La ministre de l’Administration du territoire et de la Décentralisation, Djenabou Touré, a dressé un diagnostic sans complaisance des dysfonctionnements du système national d’identification et adresses une mise en garde ferme aux officiers délégués d’état civil et aux maires de Conakry, ce mercredi 16 septembre 2026, à l’occasion de la Journée internationale de l’identité. Face à la multiplication des fraudes documentaires dans les municipalités, elle a appelé à un redressement immédiat de la chaîne administrative afin de garantir la sécurité nationale et de préserver l’intégrité de l’identité guinéenne.
Parmi les dérives dénoncées figure l’altération unilatérale des noms et prénoms sur les registres par certains agents d’état civil, une pratique qualifiée d’illégale alors que toute modification relève exclusivement d’une décision de justice.

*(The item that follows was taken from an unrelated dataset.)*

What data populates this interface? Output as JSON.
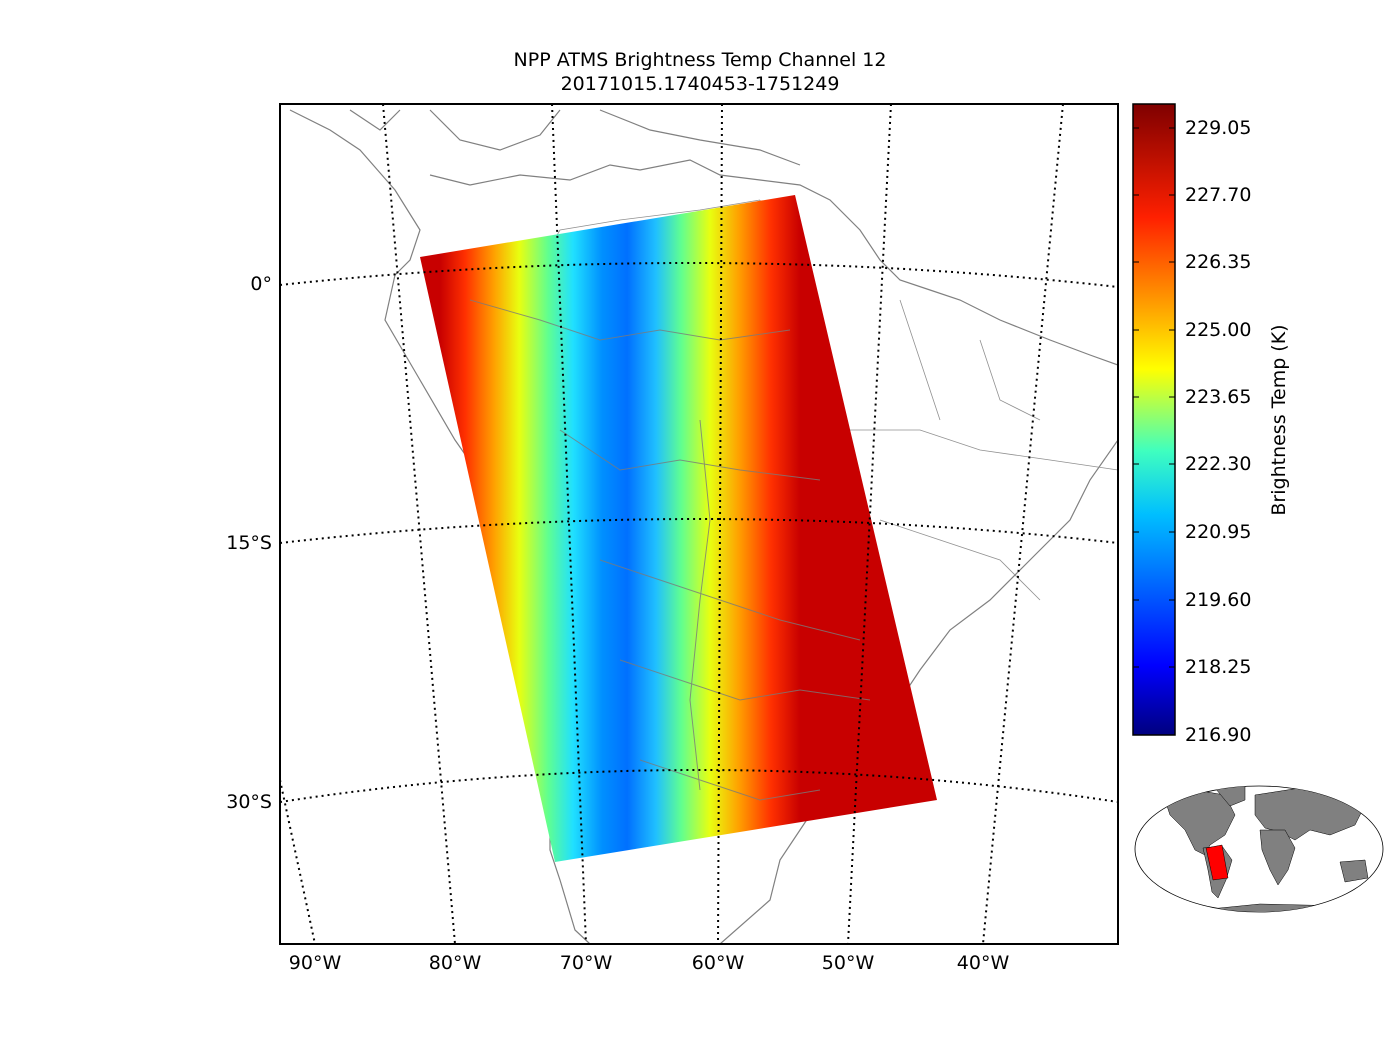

La ministre s’est également attaquée à la vente d’actes à des citoyens étrangers et à l’existence de réseaux clandestins opérant au sein des archives communales pour retranscrire ou dupliquer frauduleusement des numéros de registres.
Selon Djenabou Touré, ces réseaux parallèles constituent des actes criminels qui alimentent l’immigration illégale et positionnent la Guinée comme un pays de transit.
Sur le plan de la conformité juridique, la ministre a rappelé l’interdiction stricte d’inclure les titres religieux « Hadja » ou « Elhadj » sur les documents civils officiels, précisant que ces qualificatifs ne possèdent aucune valeur légale et découlent d’une désignation linguistique signifiant « étranger » en arabe.
Enfin, Djenabou Touré a clarifié le statut des mariages célébrés dans les mosquées, affirmant que ces unions ne sont pas reconnues par la justice sans une transcription formelle en mairie. Cette démarche administrative obligatoire vise, selon la ministre, à sécuriser légalement les couples et à prévenir les litiges successoraux lors des décès.